这高某人,说起来,是叶天明的表舅了?
“没错,就是他。你想啊,他们老大有一个做官的哥哥,又有一个有钱的姐夫,他还怕谁?”
“可是,你怎么欠了他的钱呀?”我有点不解。
“唉,本来我经营得也算不错了,但是,跟这个姓高的成了竞争对手。”
“竞争对手?”
“是啊,姓高的也在这一带经营了一家洗浴中心,他仗着自己的势力,已经把周围其他的洗浴中心都收购下来了,说是要搞连锁经营。他对我这家洗浴中心觊觎很久了,提出要收购我的,但价格压得很低。我不同意,我这家店是自己辛辛苦苦做起来的,我怎么舍得给别人呢?”

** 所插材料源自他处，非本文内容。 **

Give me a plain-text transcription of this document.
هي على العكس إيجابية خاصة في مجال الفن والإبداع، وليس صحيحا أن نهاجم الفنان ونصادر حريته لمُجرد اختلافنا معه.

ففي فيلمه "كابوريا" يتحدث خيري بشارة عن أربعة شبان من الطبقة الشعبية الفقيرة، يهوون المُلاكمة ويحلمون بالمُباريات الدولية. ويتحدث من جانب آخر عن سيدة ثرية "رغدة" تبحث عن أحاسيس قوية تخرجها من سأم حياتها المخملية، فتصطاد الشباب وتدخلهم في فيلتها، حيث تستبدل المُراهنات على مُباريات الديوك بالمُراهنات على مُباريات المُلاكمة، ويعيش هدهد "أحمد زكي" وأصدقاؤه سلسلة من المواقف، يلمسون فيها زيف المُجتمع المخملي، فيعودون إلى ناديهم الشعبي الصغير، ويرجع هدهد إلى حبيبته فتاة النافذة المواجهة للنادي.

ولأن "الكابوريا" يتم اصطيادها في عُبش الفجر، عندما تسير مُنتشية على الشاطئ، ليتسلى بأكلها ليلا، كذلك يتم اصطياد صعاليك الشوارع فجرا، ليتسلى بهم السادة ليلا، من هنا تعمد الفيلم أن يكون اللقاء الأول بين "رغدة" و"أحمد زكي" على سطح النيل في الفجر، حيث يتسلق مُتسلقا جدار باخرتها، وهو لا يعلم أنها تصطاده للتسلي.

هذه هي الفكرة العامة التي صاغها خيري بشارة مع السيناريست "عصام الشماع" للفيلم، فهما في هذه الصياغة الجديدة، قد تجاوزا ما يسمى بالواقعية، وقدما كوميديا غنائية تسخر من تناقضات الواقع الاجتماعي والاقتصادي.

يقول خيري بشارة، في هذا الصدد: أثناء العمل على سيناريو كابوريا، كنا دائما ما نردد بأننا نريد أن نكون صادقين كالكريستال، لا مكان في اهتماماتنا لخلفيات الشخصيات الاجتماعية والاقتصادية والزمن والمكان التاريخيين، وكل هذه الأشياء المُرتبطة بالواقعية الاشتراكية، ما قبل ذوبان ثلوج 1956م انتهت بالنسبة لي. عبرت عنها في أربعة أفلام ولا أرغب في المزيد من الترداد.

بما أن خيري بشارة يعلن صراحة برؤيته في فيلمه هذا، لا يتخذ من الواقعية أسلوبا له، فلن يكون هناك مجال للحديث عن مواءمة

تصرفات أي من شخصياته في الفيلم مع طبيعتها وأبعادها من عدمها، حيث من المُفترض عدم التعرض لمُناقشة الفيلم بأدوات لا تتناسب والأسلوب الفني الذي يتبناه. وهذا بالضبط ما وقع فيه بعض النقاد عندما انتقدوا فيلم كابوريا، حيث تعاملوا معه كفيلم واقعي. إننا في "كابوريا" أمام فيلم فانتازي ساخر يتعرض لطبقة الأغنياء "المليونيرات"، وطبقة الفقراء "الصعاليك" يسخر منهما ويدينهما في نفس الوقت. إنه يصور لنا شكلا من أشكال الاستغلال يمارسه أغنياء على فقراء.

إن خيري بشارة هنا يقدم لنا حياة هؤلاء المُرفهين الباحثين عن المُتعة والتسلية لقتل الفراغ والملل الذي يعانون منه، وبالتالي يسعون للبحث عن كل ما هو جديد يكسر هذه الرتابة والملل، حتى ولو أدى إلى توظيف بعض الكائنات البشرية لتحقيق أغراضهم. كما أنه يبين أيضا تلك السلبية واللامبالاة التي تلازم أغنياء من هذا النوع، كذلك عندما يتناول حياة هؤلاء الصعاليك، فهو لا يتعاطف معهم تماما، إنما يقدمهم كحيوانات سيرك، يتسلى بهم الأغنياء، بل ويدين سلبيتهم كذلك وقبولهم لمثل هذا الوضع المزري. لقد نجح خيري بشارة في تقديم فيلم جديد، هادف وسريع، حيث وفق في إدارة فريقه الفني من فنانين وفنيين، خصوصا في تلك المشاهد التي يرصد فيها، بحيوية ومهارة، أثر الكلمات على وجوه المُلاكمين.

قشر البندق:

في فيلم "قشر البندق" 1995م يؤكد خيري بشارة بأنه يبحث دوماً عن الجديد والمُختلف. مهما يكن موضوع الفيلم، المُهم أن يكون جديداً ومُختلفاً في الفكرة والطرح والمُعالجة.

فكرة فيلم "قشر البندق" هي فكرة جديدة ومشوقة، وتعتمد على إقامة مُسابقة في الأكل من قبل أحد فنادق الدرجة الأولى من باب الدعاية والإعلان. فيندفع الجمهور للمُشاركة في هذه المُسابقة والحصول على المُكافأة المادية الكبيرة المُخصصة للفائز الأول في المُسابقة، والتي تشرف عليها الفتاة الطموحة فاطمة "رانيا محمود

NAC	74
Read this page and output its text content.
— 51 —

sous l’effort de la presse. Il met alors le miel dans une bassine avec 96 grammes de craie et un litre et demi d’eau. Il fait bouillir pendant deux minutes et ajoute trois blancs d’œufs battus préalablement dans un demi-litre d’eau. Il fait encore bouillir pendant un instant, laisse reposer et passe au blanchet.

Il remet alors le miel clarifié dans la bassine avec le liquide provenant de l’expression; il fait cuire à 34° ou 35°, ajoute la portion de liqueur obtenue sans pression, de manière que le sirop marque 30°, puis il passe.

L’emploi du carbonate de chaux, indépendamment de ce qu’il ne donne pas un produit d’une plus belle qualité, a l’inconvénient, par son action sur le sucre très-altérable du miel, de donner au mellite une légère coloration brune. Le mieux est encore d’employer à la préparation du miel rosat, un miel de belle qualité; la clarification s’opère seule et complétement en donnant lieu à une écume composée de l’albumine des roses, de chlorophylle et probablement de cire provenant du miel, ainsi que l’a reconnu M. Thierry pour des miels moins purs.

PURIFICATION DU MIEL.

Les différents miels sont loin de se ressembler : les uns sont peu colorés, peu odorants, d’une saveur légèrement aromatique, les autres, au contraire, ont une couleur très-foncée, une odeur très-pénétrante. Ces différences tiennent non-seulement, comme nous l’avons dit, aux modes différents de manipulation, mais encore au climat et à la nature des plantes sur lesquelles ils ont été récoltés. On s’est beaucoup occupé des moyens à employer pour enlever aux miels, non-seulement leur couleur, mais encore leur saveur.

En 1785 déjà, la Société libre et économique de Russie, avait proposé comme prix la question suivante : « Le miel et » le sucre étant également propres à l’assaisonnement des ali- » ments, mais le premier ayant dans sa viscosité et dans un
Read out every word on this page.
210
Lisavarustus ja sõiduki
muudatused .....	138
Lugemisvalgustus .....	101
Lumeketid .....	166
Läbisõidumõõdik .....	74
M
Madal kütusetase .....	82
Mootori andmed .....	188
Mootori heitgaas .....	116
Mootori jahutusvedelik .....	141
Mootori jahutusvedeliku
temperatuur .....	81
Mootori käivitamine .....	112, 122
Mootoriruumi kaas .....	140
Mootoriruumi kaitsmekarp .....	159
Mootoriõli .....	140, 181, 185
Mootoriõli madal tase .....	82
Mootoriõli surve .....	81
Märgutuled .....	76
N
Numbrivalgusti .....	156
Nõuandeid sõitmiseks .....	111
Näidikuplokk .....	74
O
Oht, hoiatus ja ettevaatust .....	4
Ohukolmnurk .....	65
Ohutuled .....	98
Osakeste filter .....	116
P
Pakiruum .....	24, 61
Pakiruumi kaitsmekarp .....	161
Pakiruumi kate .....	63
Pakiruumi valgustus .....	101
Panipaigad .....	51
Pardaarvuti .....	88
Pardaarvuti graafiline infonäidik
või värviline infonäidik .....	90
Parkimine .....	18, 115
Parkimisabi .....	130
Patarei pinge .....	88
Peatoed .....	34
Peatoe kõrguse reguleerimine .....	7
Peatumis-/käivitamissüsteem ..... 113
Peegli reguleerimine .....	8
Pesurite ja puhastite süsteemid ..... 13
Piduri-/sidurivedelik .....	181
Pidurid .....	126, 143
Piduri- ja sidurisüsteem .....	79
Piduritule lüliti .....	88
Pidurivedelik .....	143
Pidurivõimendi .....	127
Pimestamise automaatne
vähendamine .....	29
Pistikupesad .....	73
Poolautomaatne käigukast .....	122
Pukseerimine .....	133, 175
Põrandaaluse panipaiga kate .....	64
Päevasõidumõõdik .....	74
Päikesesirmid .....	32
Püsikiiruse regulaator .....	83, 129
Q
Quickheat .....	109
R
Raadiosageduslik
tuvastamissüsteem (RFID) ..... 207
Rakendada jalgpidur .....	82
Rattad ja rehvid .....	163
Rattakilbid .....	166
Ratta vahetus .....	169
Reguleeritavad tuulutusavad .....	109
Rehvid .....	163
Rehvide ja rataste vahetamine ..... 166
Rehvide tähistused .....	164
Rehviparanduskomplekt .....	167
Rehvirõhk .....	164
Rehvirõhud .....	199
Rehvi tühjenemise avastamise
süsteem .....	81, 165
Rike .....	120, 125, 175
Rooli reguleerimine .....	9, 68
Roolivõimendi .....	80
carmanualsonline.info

“那他是不是就想硬抢你的店?可这跟你欠他的钱有什么关系?”我问。
“本来是没什么关系的。我不卖给他,因为我自己经营得也很好。最好的时候,我这里有十几个推拿小姐和二十几个脚按技师,客人也很多的。”
脚按技师,这个名词还是很文雅的。
“可,可是我女儿后来得了不治之症。为了治好她的病,我到处带她去医院,什么化疗、放疗都做过了,可是,可是她还是走了!”方如芸又流泪了。
“老板娘,您别哭了,节哀吧。”我拍了拍她的肩膀。
“为了治好她的病,我花了好几十万,可还是不够,每个月我只能把店里的收入先拿出给她看病。”方如芸拿出纸巾擦了擦脸上的泪水,“唉,可就这样还是救不了小凤。结果,我欠下了一屁股的债,而且都是高利贷。”
“啊?您去借高利贷了?”
“嗯,我要给小凤治病,还要给底下的这些人支付报酬,而且还要给这里的公安送保护费,逢年过节还要给点过节费,还要应付一阵一阵的什么市里、区里的卫生检查、娱乐场所检查啊什么的。这些,可都是要用钱啊。”她说。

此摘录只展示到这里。